The Puyallup tribe of Washington has always been a protector of Native rights, especially during the Red Power movement of the 1960s and 1970s. They fought back when the state of Washington tried to take away their treaty-protected fishing rights during the fishing wars of the 1970s.
They also fought back against federal termination and relocation policies with the 1969 takeover of Alcatraz and the 1970 takeover of Seattle's Fort Lawton. They fought alongside the Oglala Lakota against the federal support of a corrupt puppet tribal government at the 1973 occupation of Wounded Knee.
They never backed down at these and many other direct actions. So when one of their own, Puyallup tribal member Jacqueline Salyers, was brutally and senselessly gunned down by Tacoma police in 2016, they consulted with the elders who had organized and led many of the tribe's early direct actions.
The result was the passage of the nation's first police accountability bill, Washington state's Initiative 940, which removed the immunity the police once had that historically allowed them to murder citizens with impunity.
Jackie's Murder
On Jan. 3, 2016, Puyallup tribal member Lisa Earl got a call from a Tacoma police detective about her daughter, Jacqueline Salyers, who went by Jackie. Earl was at the Puyallup tribe's Little Wild Wolves Youth Center where she worked as a youth coordinator.
"He asked if I knew the whereabouts of my daughter," Earl recalls, "because she was known to be with Kenneth Wright, who had a warrant out for his arrest and they needed to get ahold of him."
Earl explained to the detective that she and her family were also looking for Salyers. Kenneth Wright, Salyers' abusive boyfriend, had been keeping her away from her family, according to Earl. He had even threatened Earl's life, telling Salyers if her mother didn't stop bothering him, he would kill her.
"I was afraid for my life. I told the detective, 'I want you to catch him!'" Earl explains. "'I want my daughter back! I want her to come home!'"

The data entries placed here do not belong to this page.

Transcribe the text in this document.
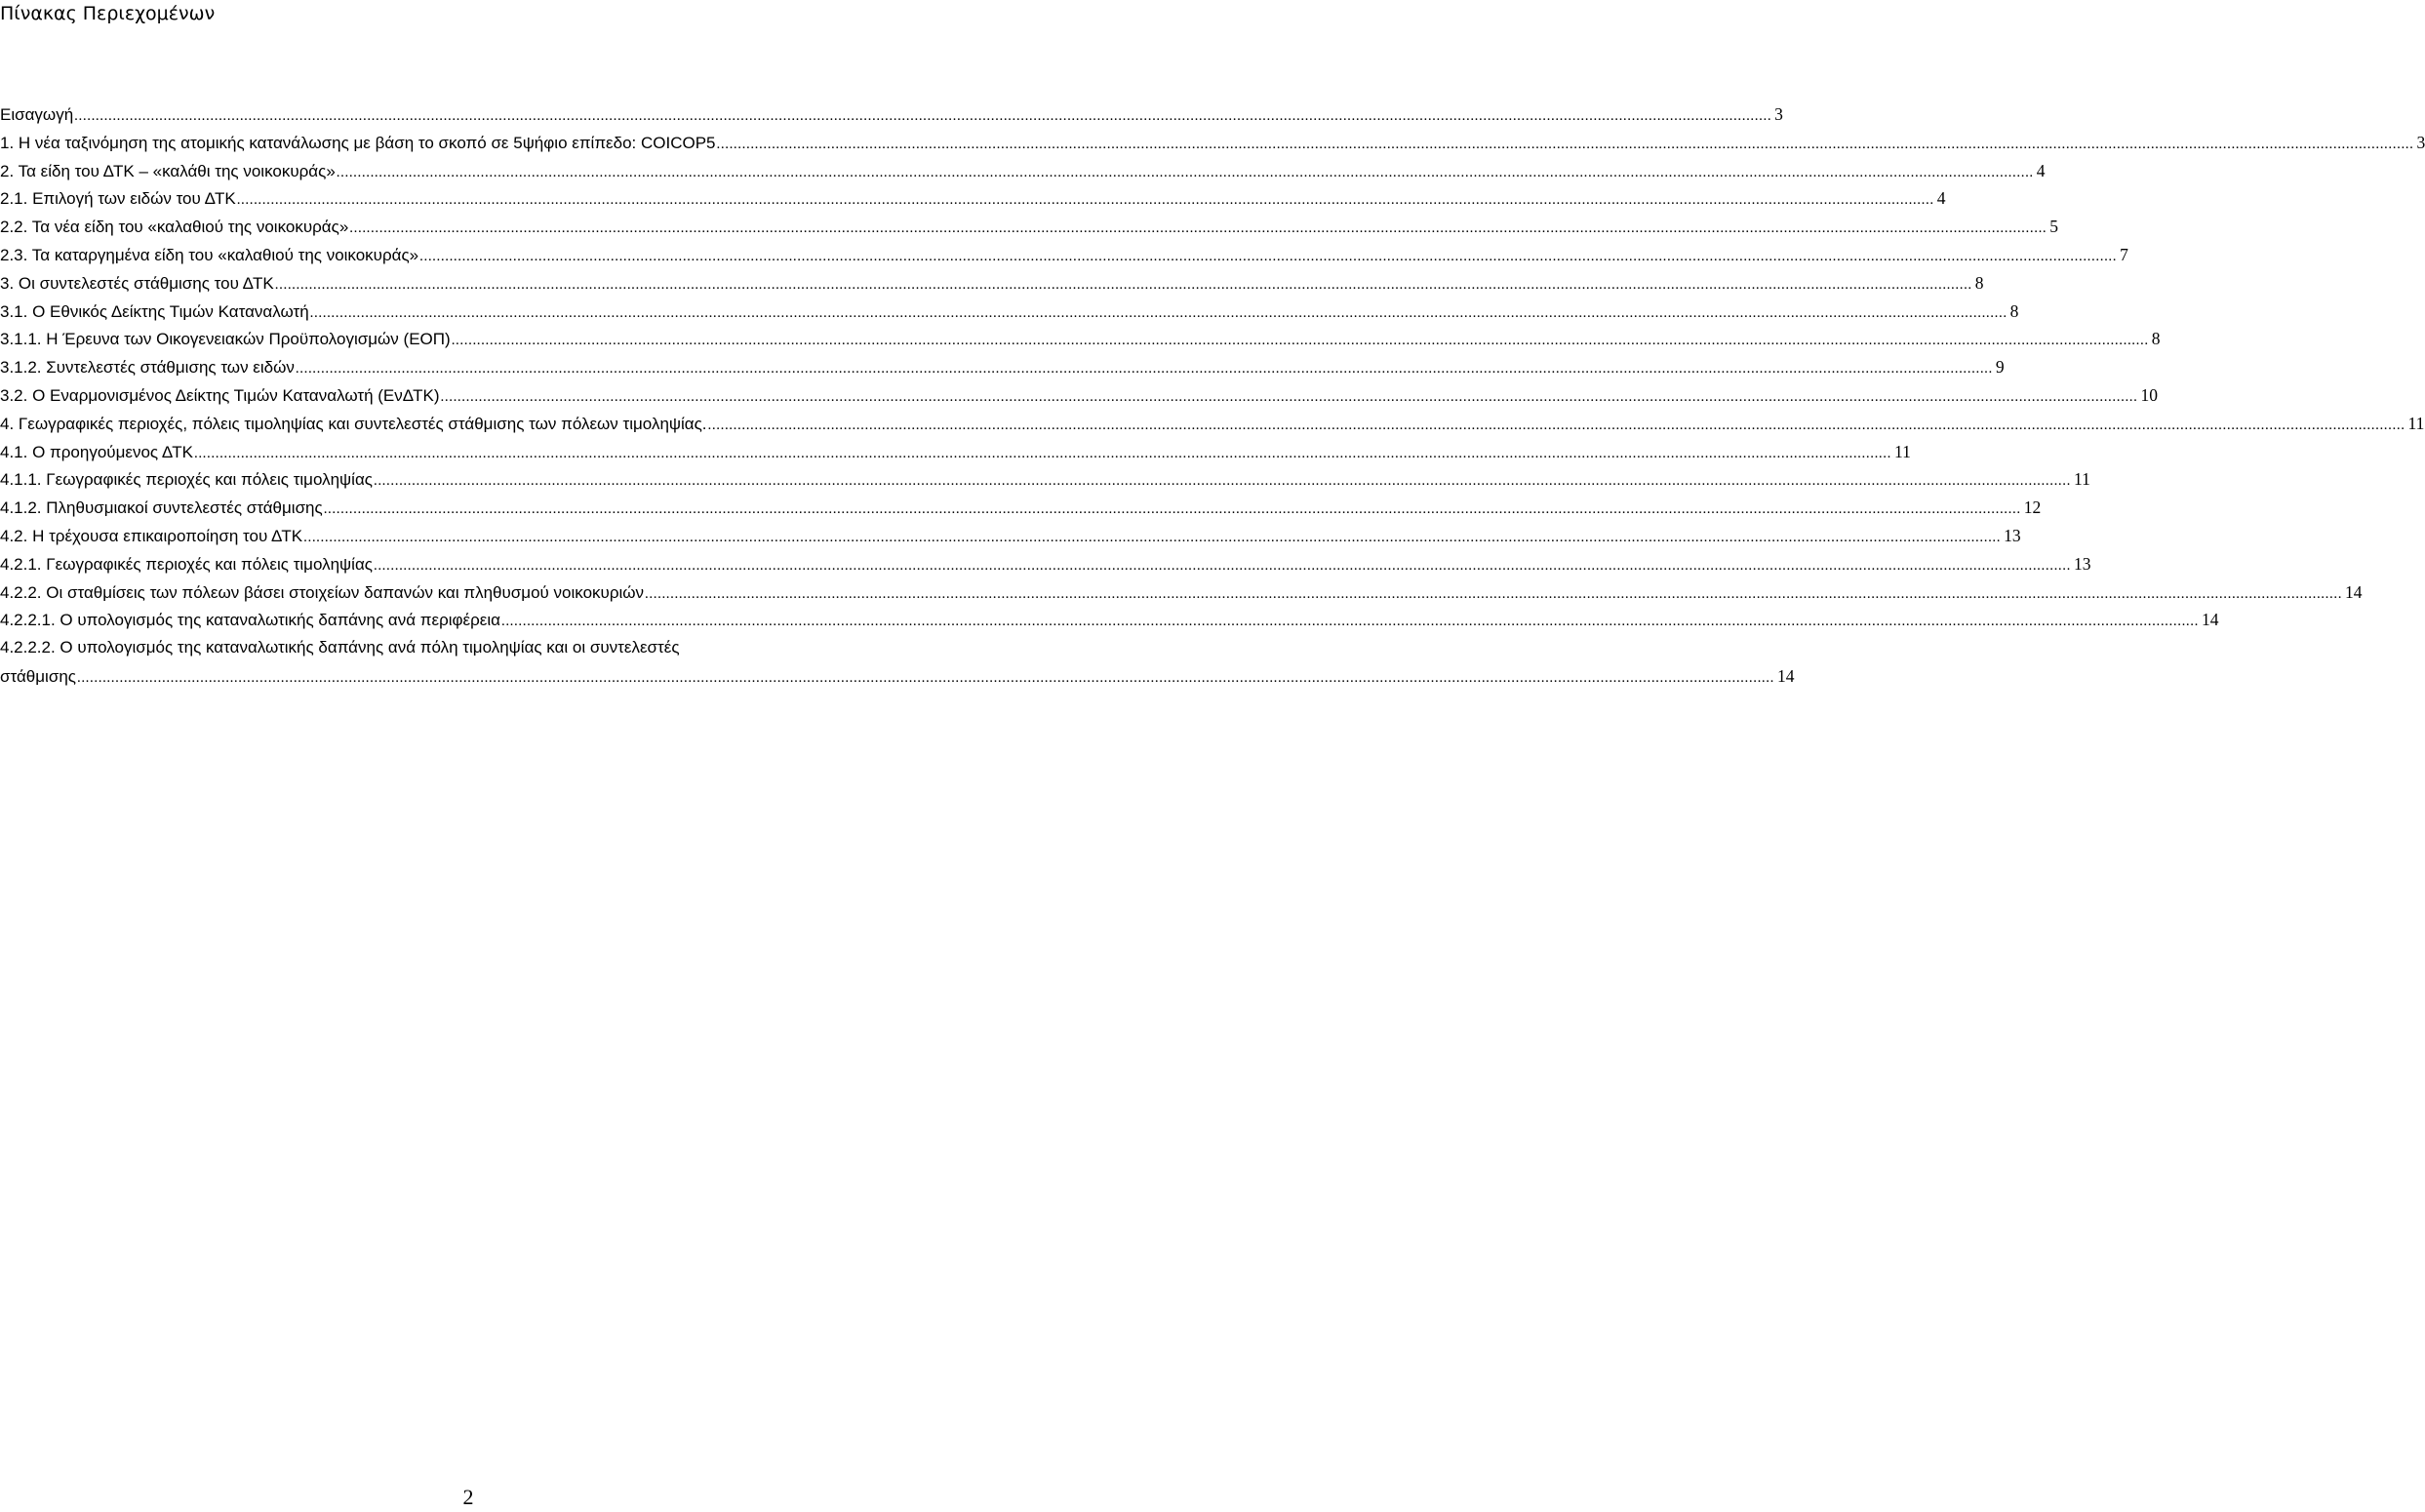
Πίνακας Περιεχομένων
Εισαγωγή ................................................................................................................................................................................................................................................................................................................................................................................................................ 3
1. Η νέα ταξινόμηση της ατομικής κατανάλωσης με βάση το σκοπό σε 5ψήφιο επίπεδο: COICOP5 ................................................................................................................................................................................................................................................................................................................................................................................................................ 3
2. Τα είδη του ΔΤΚ – «καλάθι της νοικοκυράς» ................................................................................................................................................................................................................................................................................................................................................................................................................ 4
2.1. Επιλογή των ειδών του ΔΤΚ ................................................................................................................................................................................................................................................................................................................................................................................................................ 4
2.2. Τα νέα είδη του «καλαθιού της νοικοκυράς» ................................................................................................................................................................................................................................................................................................................................................................................................................ 5
2.3. Τα καταργημένα είδη του «καλαθιού της νοικοκυράς» ................................................................................................................................................................................................................................................................................................................................................................................................................ 7
3. Οι συντελεστές στάθμισης του ΔΤΚ ................................................................................................................................................................................................................................................................................................................................................................................................................ 8
3.1. Ο Εθνικός Δείκτης Τιμών Καταναλωτή ................................................................................................................................................................................................................................................................................................................................................................................................................ 8
3.1.1. Η Έρευνα των Οικογενειακών Προϋπολογισμών (ΕΟΠ) ................................................................................................................................................................................................................................................................................................................................................................................................................ 8
3.1.2. Συντελεστές στάθμισης των ειδών ................................................................................................................................................................................................................................................................................................................................................................................................................ 9
3.2. Ο Εναρμονισμένος Δείκτης Τιμών Καταναλωτή (ΕνΔΤΚ) ................................................................................................................................................................................................................................................................................................................................................................................................................ 10
4. Γεωγραφικές περιοχές, πόλεις τιμοληψίας και συντελεστές στάθμισης των πόλεων τιμοληψίας. ................................................................................................................................................................................................................................................................................................................................................................................................................ 11
4.1. Ο προηγούμενος ΔΤΚ ................................................................................................................................................................................................................................................................................................................................................................................................................ 11
4.1.1. Γεωγραφικές περιοχές και πόλεις τιμοληψίας ................................................................................................................................................................................................................................................................................................................................................................................................................ 11
4.1.2. Πληθυσμιακοί συντελεστές στάθμισης ................................................................................................................................................................................................................................................................................................................................................................................................................ 12
4.2. Η τρέχουσα επικαιροποίηση του ΔΤΚ ................................................................................................................................................................................................................................................................................................................................................................................................................ 13
4.2.1. Γεωγραφικές περιοχές και πόλεις τιμοληψίας ................................................................................................................................................................................................................................................................................................................................................................................................................ 13
4.2.2. Οι σταθμίσεις των πόλεων βάσει στοιχείων δαπανών και πληθυσμού νοικοκυριών ................................................................................................................................................................................................................................................................................................................................................................................................................ 14
4.2.2.1. Ο υπολογισμός της καταναλωτικής δαπάνης ανά περιφέρεια ................................................................................................................................................................................................................................................................................................................................................................................................................ 14
4.2.2.2. Ο υπολογισμός της καταναλωτικής δαπάνης ανά πόλη τιμοληψίας και οι συντελεστές
στάθμισης ................................................................................................................................................................................................................................................................................................................................................................................................................ 14
2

A few weeks later, on January 28, Salyers was shot four times by Officer Scott Campbell. He said she had tried to run him over while he and another officer were attempting to arrest her boyfriend. She died a few minutes later, just after midnight on January 29.
Later that day, James Rideout, Salyers' uncle and Earl's brother, heard about the shooting and found his sister at the medical examiner's office, hysterical. He drove to the crime scene in East Tacoma and found the entire area cordoned off. He couldn't get anywhere near where the shooting happened. A local news reporter offhandedly told him he thought the shooting was going to be deemed justified.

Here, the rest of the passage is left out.